Eboulement dans la mine de Safi (Lualaba) : le SAEMAPE recommande le retrait des militaires qui déploient des mineurs pour mener l’exploitation anarchique

Le site minier de Safi, près de la cité de Kakanda (Lualaba)
Le site minier de Safi, près de la cité de Kakanda (Lualaba)

Le Service d’assistance et d’encadrement de l’exploitation minière artisanale et à petite échelle (SAEMAPE) recommande notamment la démilitarisation du site minier de Safi, près de la cité de Kakanda, dans le territoire de Lubudi (Lualaba), après le drame survenu le 11 mars dernier.

Dans un rapport technique publié à l’issue d’une mission d’inspection effectuée ce jeudi 12 mars, ce service public préconise également la suspension immédiate des activités minières artisanales dans la zone touchée par l’éboulement, ainsi qu’une évaluation technique urgente des parties instables de la carrière.

Au moins 10 mineurs artisanaux morts

L’éboulement s’est produit tôt le matin dans une fosse où travaillaient des exploitants miniers artisanaux. Selon les données recueillies sur place, au moins dix creuseurs ont perdu la vie et une personne a été blessée.

Lors des opérations de recherche menées après le drame, les équipes présentes sur le site ont également découvert un corps en état de décomposition avancée, identifié comme celui d’un enfant d’environ 13 ans.

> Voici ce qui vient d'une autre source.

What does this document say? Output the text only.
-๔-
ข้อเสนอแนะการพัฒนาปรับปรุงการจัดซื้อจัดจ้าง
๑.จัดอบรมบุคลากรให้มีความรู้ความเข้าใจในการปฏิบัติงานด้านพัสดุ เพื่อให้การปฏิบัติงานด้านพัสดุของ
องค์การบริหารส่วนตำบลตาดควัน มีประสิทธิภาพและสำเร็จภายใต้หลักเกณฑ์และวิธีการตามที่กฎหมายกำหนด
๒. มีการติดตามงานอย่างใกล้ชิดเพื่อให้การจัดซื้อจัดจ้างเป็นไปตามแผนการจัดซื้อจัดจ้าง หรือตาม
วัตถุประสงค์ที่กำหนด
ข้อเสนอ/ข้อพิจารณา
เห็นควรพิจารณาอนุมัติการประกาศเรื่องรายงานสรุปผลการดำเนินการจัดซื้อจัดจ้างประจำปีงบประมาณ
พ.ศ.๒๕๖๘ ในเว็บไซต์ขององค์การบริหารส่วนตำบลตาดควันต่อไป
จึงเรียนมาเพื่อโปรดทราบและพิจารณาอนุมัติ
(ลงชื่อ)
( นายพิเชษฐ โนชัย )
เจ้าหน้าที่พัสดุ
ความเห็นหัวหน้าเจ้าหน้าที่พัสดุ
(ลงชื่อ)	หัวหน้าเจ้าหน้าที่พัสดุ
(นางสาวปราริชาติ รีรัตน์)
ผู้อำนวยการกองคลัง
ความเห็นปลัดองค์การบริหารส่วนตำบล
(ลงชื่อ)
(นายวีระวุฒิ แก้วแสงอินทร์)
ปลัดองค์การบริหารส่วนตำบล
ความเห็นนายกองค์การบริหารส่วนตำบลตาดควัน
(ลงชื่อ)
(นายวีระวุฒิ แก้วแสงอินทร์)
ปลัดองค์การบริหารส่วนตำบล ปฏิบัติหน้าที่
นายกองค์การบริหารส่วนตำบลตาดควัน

Failles techniques pointées

Dans son analyse, le SAEMAPE évoque plusieurs facteurs ayant favorisé cet éboulement. Le rapport cite notamment, la hauteur excessive des gradins, estimée à environ 37 mètres alors que la norme recommandée est de 5 mètres ; la nature sablo-argileuse du sol, particulièrement fragile ; un angle de talus trop élevé, parfois compris entre 70 et 80 degrés ; l’absence d’un système adéquat de drainage des eaux.

Ces éléments traduisent, selon le service technique, un déficit d’encadrement dans l’exploitation artisanale pratiquée sur ce site minier.

Exploitation artisanale sous arrangement

Le site de Safi se trouve sur le permis d’exploitation de la société Boss Mining. D’après le rapport, des exploitants artisanaux sont tolérés dans certaines zones de la mine entre 5 heures et 9 heures du matin, dans le cadre d’un arrangement entre une coopérative locale et un partenaire technique.

Cependant, le SAEMAPE précise que la coopérative opérant sur ce site ne dispose d’aucun avis technique préalable de ce service, ce qui pose la question de la régularité de ces activités.

Retrait des militaires

Parmi les principales recommandations formulées, le SAEMAPE demande le retrait des militaires présents sur le site minier de Safi. Le service suggère qu’ils soient remplacés par la Police des mines et hydrocarbures, jugée plus appropriée pour assurer l’encadrement des activités minières.

Le rapport insiste également sur la nécessité de faire valider par le SAEMAPE toute zone destinée à l’exploitation artisanale, avant toute reprise des activités.

En attendant la mise en œuvre de ces mesures, la zone affectée par l’éboulement reste fermée, le temps d’évaluer les risques et de sécuriser le site.